Base oposicionista pede celeridade na gestão da saúde

“Poucos avanços”



A situação da Saúde no Amapá rendeu discussão durante o grande expediente na Assembleia Legislativa (AL), na sessão dessa terça-feira, 14, levantada pela deputada do bloco de oposição, Cristina Almeida (PSB)-foto. Ela usou a tribuna para avaliar os cem primeiros dias de gestão do govenador Waldez Góes. “Tudo está parado, inclusive a Saúde. Afinal, cem dias de mandato já é tempo de mostrar resultados”, pontuou a parlamentar.

Deputado Paulo Lemos (Psol), líder da oposição na AL, corroborou com as considerações da Cristina Almeida quanto aos poucos avanços mostrados na saúde pública, depois do governo decretar estado de emergência no setor. “Darei prazo de 180 dias para o secretário Pedro Leite (Sesa) apresente resultados satisfatórios, o mesmo tempo de validade do decreto de emergência na Saúde, do contrário, deveria deixar o cargo, a meu ver, por incompetência”, disparou Lemos.

A revolta dos parlamentares de oposição ocorre pelo fato da população mais carente, e que necessita do atendimento na saúde pública, ainda ter de passar por dificuldades para conseguir medicação, além da falta de equipamentos para realizar exames mais complexos.
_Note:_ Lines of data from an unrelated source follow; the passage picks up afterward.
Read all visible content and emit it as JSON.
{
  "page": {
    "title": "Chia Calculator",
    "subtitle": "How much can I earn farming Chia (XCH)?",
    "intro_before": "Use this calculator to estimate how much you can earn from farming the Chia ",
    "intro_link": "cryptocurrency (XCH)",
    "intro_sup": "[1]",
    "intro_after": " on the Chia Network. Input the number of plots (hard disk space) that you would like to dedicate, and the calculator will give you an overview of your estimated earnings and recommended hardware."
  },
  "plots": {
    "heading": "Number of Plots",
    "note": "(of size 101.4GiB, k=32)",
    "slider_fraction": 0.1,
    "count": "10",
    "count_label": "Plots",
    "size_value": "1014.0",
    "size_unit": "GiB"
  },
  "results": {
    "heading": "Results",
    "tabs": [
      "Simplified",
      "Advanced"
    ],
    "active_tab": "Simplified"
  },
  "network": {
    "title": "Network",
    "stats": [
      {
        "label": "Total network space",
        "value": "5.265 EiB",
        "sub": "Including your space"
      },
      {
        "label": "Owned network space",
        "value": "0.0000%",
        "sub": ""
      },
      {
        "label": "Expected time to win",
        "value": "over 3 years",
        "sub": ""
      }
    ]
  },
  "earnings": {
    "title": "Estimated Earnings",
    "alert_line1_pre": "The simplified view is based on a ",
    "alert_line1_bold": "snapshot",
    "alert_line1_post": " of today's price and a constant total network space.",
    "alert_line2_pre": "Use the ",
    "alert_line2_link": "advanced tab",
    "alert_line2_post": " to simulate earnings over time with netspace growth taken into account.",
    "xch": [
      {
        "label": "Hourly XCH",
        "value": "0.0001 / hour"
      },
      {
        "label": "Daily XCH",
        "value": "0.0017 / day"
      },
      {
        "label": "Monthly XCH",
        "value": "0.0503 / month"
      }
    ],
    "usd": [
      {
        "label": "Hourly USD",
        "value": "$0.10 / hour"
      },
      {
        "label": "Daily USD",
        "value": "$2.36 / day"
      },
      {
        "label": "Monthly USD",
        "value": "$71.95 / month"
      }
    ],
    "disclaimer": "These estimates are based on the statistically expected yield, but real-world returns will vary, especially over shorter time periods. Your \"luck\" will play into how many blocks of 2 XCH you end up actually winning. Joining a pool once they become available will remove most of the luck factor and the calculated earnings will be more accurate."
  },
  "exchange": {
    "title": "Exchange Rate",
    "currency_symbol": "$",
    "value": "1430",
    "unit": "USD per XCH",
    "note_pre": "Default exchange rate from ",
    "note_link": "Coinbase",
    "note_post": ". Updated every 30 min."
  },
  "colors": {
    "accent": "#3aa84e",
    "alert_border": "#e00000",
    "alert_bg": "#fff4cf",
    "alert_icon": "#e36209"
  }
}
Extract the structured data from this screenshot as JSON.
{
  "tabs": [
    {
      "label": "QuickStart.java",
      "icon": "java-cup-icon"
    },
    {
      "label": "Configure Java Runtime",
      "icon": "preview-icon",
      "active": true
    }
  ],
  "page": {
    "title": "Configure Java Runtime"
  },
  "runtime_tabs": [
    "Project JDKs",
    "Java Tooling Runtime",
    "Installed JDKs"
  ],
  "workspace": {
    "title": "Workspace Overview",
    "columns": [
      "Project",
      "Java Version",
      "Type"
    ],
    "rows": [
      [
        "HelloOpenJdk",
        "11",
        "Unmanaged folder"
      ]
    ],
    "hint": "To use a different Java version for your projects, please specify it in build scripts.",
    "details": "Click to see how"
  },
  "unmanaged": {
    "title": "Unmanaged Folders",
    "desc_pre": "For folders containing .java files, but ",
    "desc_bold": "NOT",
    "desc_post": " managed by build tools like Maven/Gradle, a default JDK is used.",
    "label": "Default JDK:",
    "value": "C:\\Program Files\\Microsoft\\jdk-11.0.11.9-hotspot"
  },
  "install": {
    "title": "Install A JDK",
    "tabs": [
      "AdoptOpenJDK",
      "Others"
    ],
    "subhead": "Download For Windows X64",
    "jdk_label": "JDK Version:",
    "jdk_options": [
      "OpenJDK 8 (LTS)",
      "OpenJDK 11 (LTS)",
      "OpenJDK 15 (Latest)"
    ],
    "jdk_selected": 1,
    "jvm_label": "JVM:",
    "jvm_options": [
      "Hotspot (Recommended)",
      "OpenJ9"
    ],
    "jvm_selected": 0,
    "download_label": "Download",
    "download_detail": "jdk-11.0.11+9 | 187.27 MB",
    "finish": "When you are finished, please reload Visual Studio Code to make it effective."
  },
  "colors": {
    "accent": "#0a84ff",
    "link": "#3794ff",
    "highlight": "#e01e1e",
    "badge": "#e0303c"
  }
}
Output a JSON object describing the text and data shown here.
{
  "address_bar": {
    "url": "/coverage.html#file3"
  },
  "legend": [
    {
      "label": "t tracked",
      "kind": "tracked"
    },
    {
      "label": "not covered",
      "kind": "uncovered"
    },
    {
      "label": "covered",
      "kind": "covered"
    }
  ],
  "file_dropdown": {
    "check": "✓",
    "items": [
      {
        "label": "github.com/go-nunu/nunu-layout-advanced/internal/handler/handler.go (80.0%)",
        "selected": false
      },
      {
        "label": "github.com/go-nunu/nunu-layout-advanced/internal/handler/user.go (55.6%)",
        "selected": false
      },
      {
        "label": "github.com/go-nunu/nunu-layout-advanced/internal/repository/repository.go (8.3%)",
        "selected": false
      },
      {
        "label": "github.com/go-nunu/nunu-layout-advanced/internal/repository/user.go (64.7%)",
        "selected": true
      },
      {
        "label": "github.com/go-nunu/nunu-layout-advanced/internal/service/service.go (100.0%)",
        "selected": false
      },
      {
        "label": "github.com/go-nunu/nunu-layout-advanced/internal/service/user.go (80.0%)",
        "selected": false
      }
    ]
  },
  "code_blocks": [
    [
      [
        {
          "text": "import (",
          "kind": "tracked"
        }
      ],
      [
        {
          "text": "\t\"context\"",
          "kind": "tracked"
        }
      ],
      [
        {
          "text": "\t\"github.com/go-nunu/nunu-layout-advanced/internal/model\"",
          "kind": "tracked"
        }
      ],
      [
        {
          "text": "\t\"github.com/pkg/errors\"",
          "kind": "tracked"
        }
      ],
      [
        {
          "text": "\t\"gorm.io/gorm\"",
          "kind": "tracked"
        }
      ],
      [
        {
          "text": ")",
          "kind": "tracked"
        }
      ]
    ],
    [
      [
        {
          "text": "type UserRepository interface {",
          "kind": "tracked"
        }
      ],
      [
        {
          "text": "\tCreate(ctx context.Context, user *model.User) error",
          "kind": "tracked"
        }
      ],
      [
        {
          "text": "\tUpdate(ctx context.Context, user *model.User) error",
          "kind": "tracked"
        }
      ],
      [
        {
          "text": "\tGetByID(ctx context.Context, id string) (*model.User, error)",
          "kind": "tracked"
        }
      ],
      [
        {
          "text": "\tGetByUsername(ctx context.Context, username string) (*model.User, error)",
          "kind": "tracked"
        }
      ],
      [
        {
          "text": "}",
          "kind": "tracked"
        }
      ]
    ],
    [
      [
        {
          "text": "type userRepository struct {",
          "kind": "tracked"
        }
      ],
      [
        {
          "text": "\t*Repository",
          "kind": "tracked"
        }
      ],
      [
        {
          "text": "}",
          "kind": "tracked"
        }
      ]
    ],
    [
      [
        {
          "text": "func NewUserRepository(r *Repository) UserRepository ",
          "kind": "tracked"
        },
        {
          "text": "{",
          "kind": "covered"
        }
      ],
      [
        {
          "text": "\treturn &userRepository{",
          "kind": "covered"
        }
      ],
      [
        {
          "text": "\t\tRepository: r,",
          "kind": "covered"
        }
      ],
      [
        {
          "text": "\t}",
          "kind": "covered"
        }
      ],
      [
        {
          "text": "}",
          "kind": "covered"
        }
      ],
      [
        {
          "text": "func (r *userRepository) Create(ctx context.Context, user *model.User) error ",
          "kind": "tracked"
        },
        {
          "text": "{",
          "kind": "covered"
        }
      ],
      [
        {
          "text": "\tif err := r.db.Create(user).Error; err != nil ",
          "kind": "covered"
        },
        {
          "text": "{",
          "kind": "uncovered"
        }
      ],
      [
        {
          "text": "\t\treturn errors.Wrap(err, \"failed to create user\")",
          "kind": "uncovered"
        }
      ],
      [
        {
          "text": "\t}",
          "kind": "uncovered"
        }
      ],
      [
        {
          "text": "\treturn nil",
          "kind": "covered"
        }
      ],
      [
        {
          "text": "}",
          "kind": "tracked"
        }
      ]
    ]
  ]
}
Em visita aos interiores do Estado, o gabinete itinerante do deputado, por exemplo, constatou situações que põem em risco a vida dos pacientes internados nos hospitais de alguns municípios, como o de Mazagão, onde há quatro meses não acontece a coleta do lixo hospitalar.

O mesmo problema foi verificado também pela deputada Edna Auzier (PROS), desta vez, no município de Ferreira Gomes. Ambos, segundo explicações dos diretores das unidades hospitalares, ainda não foram solucionados porque as empresas especializadas para remover o lixo acumulado nas unidades ainda não foram contratadas pela Secretaria de Estado da Saúde (Sesa).

No entendimento de Lemos, pelo decreto de estado de emergência, as ações para melhorar a situação da saúde pública no Estado deveriam acontecer com mais celeridade, uma vez o decreto pode desburocratizar os processos de licitação, dentre outras medidas. “Boa parte desses problemas enfrentados hoje já deveriam estar resolvidos. Afinal de contas, o decreto de emergência serviu pra isso e foi aprovado por nós por unanimidade, mas não é isso que vimos na prática”, sentenciou o líder da oposição.